Seguía allí, con los labios abiertos, con los ojos cerrados, con los pies que colgaban de la mesa en el comedor de la casa de su padre, con los pelos del brazo erizados.
Busqué, nervioso, un paquete de cigarrillos en el interior del saco. Lo saqué. La mano me temblaba. El movimiento fue aún más notorio cuando intenté encender la punta. El cigarrillo se quemó casi hasta la mitad pero conseguí que un nauseabundo humo negro subiera hasta el cielorraso, enredándose con las patas de la araña de diez focos prendidos y dos quemados. Ella agitó una de sus manos alejando el humo. Ya no tenía los ojos cerrados, pero sí los labios entreabiertos y la respiración entrecortada, frunciendo la nariz debajo de sus ojos miopes.
—A papá no le gusta que fumen en casa.
La miré, acaso le parecí burlón, a lo mejor convincente.
—Tirá desodorante de ambiente.
Estiró los brazos a mi cuello y me alejé. Cuando lo hizo por segunda vez no pude resistirme y me apreté contra su cuerpo. La besé. Alejó la lengua cuando el sabor a menta se mezcló con la nicotina. Su cuerpo se convulsionó y luego estiró las piernas y con ellas rodeó mi cintura. Nos besamos hasta que separé la cara y miré sus ojos, estaba bizca de proximidad. Ella sintió la transformación de mi cuerpo, la erección. Se soltó y yo retrocedí, no por vergüenza, sino por evitación.
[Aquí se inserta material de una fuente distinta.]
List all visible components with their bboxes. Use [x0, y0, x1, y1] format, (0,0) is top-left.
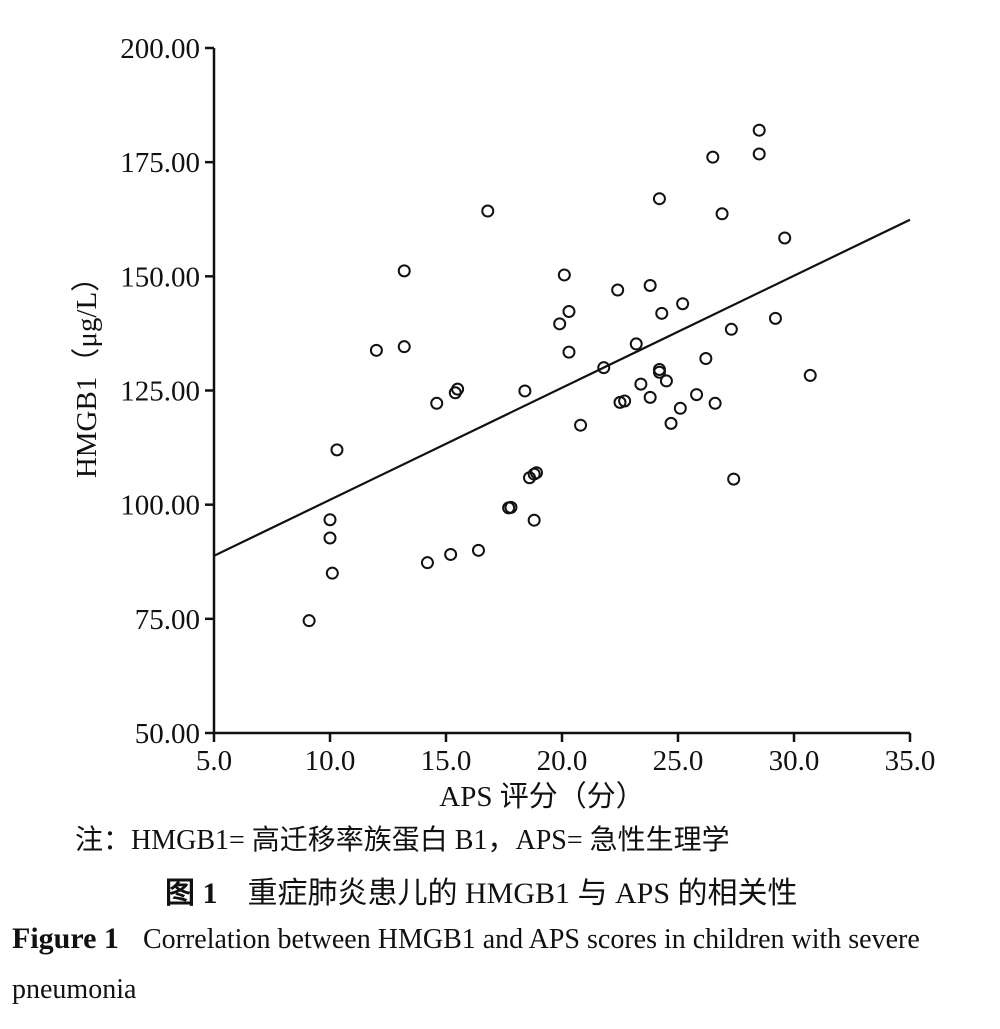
data-point [676, 297, 690, 311]
y-tick-label: 75.00 [135, 604, 200, 636]
data-point [553, 317, 567, 331]
scatter-chart: 50.00 75.00 100.00 125.00 150.00 175.00 200.00… [71, 33, 935, 810]
data-point [481, 204, 495, 218]
x-tick-label: 30.0 [769, 745, 820, 777]
data-point [504, 500, 518, 514]
data-point [369, 343, 383, 357]
data-point [643, 278, 657, 292]
data-point [655, 306, 669, 320]
data-point [471, 543, 485, 557]
data-point [673, 401, 687, 415]
data-point [323, 513, 337, 527]
data-point [557, 268, 571, 282]
data-point [302, 614, 316, 628]
y-axis-title: HMGB1（μg/L） [71, 263, 103, 478]
data-point [803, 368, 817, 382]
y-tick-label: 150.00 [120, 261, 200, 293]
figure-label-zh: 图 1 [165, 877, 218, 910]
data-point [752, 147, 766, 161]
x-tick-label: 25.0 [653, 745, 704, 777]
data-point [562, 304, 576, 318]
data-point [659, 374, 673, 388]
data-point [778, 231, 792, 245]
y-tick-label: 175.00 [120, 147, 200, 179]
data-point [562, 345, 576, 359]
data-point [768, 311, 782, 325]
data-point [420, 556, 434, 570]
figure-title-zh: 重症肺炎患儿的 HMGB1 与 APS 的相关性 [247, 877, 798, 910]
figure-note: 注：HMGB1= 高迁移率族蛋白 B1，APS= 急性生理学 [75, 825, 730, 856]
data-point [618, 394, 632, 408]
x-tick-label: 35.0 [885, 745, 936, 777]
data-point [634, 377, 648, 391]
data-point [699, 352, 713, 366]
regression-line-group [213, 218, 911, 557]
x-tick-label: 10.0 [305, 745, 356, 777]
data-point [444, 547, 458, 561]
y-tick-label: 100.00 [120, 490, 200, 522]
figure-label-en: Figure 1 [12, 922, 119, 955]
data-point [643, 390, 657, 404]
y-tick-label: 200.00 [120, 33, 200, 65]
figure-title-en: Correlation between HMGB1 and APS scores… [12, 924, 920, 1005]
data-point [518, 384, 532, 398]
data-point [706, 150, 720, 164]
axis-labels: 50.00 75.00 100.00 125.00 150.00 175.00 200.00… [71, 33, 935, 810]
x-tick-label: 20.0 [537, 745, 588, 777]
x-tick-label: 5.0 [196, 745, 232, 777]
data-point [652, 192, 666, 206]
data-point [397, 340, 411, 354]
data-point [325, 566, 339, 580]
data-point [664, 416, 678, 430]
data-point [323, 531, 337, 545]
data-point [529, 466, 543, 480]
data-point [451, 382, 465, 396]
data-point [690, 388, 704, 402]
figure-caption-en: Figure 1 Correlation between HMGB1 and AP… [12, 914, 992, 1015]
data-point [727, 472, 741, 486]
regression-line [213, 218, 911, 557]
data-point [724, 322, 738, 336]
data-point [629, 337, 643, 351]
x-tick-label: 15.0 [421, 745, 472, 777]
y-tick-label: 50.00 [135, 718, 200, 750]
data-point [397, 264, 411, 278]
data-point [652, 365, 666, 379]
data-point [527, 513, 541, 527]
data-point [611, 283, 625, 297]
x-axis-title: APS 评分（分） [439, 781, 644, 810]
data-point [715, 207, 729, 221]
data-point [330, 443, 344, 457]
axes [205, 46, 912, 742]
data-points [302, 123, 817, 628]
data-point [574, 418, 588, 432]
y-tick-label: 125.00 [120, 376, 200, 408]
figure-caption-zh: 图 1 重症肺炎患儿的 HMGB1 与 APS 的相关性 [165, 868, 798, 912]
data-point [708, 396, 722, 410]
data-point [430, 396, 444, 410]
data-point [597, 361, 611, 375]
data-point [752, 123, 766, 137]
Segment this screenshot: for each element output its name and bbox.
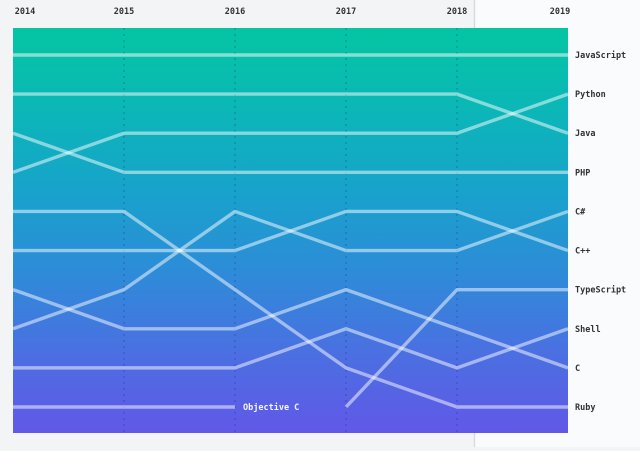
language-label-cpp: C++ — [575, 247, 590, 257]
year-label-2019: 2019 — [550, 7, 570, 17]
language-label-c: C — [575, 364, 580, 374]
language-label-csharp: C# — [575, 207, 586, 217]
language-label-javascript: JavaScript — [575, 50, 626, 61]
language-label-typescript: TypeScript — [575, 285, 626, 296]
year-label-2018: 2018 — [447, 7, 467, 17]
inline-label-objective-c: Objective C — [243, 402, 299, 413]
year-label-2014: 2014 — [15, 7, 35, 17]
year-label-2016: 2016 — [225, 7, 245, 17]
language-label-php: PHP — [575, 168, 590, 178]
language-label-java: Java — [575, 129, 595, 139]
language-label-shell: Shell — [575, 325, 601, 335]
language-label-ruby: Ruby — [575, 403, 595, 413]
year-label-2017: 2017 — [336, 7, 356, 17]
language-label-python: Python — [575, 90, 606, 100]
year-label-2015: 2015 — [114, 7, 134, 17]
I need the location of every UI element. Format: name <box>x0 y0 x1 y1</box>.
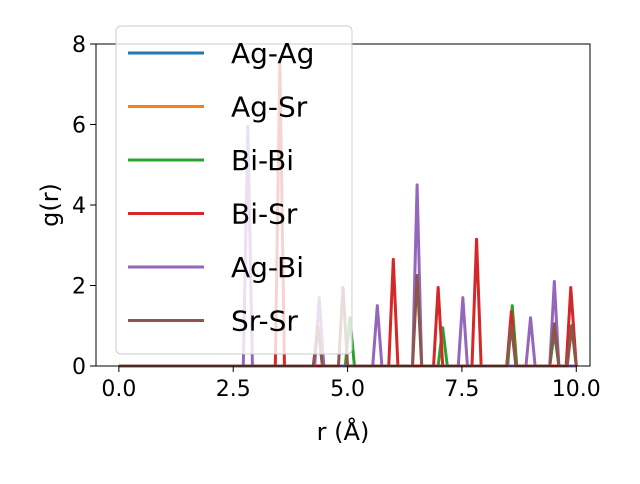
y-tick-label: 0 <box>72 355 86 380</box>
legend-label: Ag-Sr <box>231 91 308 124</box>
y-axis-label: g(r) <box>36 183 64 227</box>
ticks-layer: 0.0 2.5 5.0 7.5 10.0 0 2 4 6 8 <box>72 33 601 402</box>
legend-label: Ag-Ag <box>231 37 314 70</box>
x-tick-label: 0.0 <box>101 377 136 402</box>
x-tick-label: 2.5 <box>216 377 251 402</box>
legend-label: Sr-Sr <box>231 305 298 338</box>
legend-label: Ag-Bi <box>231 251 304 284</box>
y-tick-label: 2 <box>72 275 86 300</box>
legend-label: Bi-Sr <box>231 198 298 231</box>
y-tick-label: 8 <box>72 33 86 58</box>
legend-label: Bi-Bi <box>231 144 294 177</box>
y-tick-label: 6 <box>72 114 86 139</box>
legend: Ag-Ag Ag-Sr Bi-Bi Bi-Sr Ag-Bi Sr-Sr <box>115 25 353 355</box>
y-tick-label: 4 <box>72 194 86 219</box>
x-tick-label: 10.0 <box>552 377 601 402</box>
x-axis-label: r (Å) <box>317 417 370 446</box>
x-tick-label: 5.0 <box>330 377 365 402</box>
x-tick-label: 7.5 <box>444 377 479 402</box>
Volví a fumar, más nervioso. La casa estaba en silencio. Miré por las cortinas hacia la calle.
—¿Y tu mamá?
—En el gimnasio.
No dije nada más. No pregunté por el padre. Las cosas obvias son las que crean las distancias más grandes, o inauguran los peores finales. Sabía que su padre estaba en nuestra oficina, sabía que estaría buscando sobre mi escritorio los papeles de la facturación del matadero Santo Tomé. Sabía que se detendría en la hoja que yo le había dejado con las correcciones que él debía hacer. Seguro que se sentaría en mi escritorio, que intentaría abrir los cajones sin suerte y miraría las fotos de mi mujer y mis hijos abrazados, todos nosotros, en nuestra última vacación en el sur. Sabía que luego se cansaría y saldría rumbo a su oficina, que arrojaría la carpeta sobre el escritorio para ir a servirse un café instantáneo, envidiando mi suerte y mirando, de reojo, la foto de su mujer y de su hija de quince años, en las últimas vacaciones en la costa, en el hotel que yo les pagué.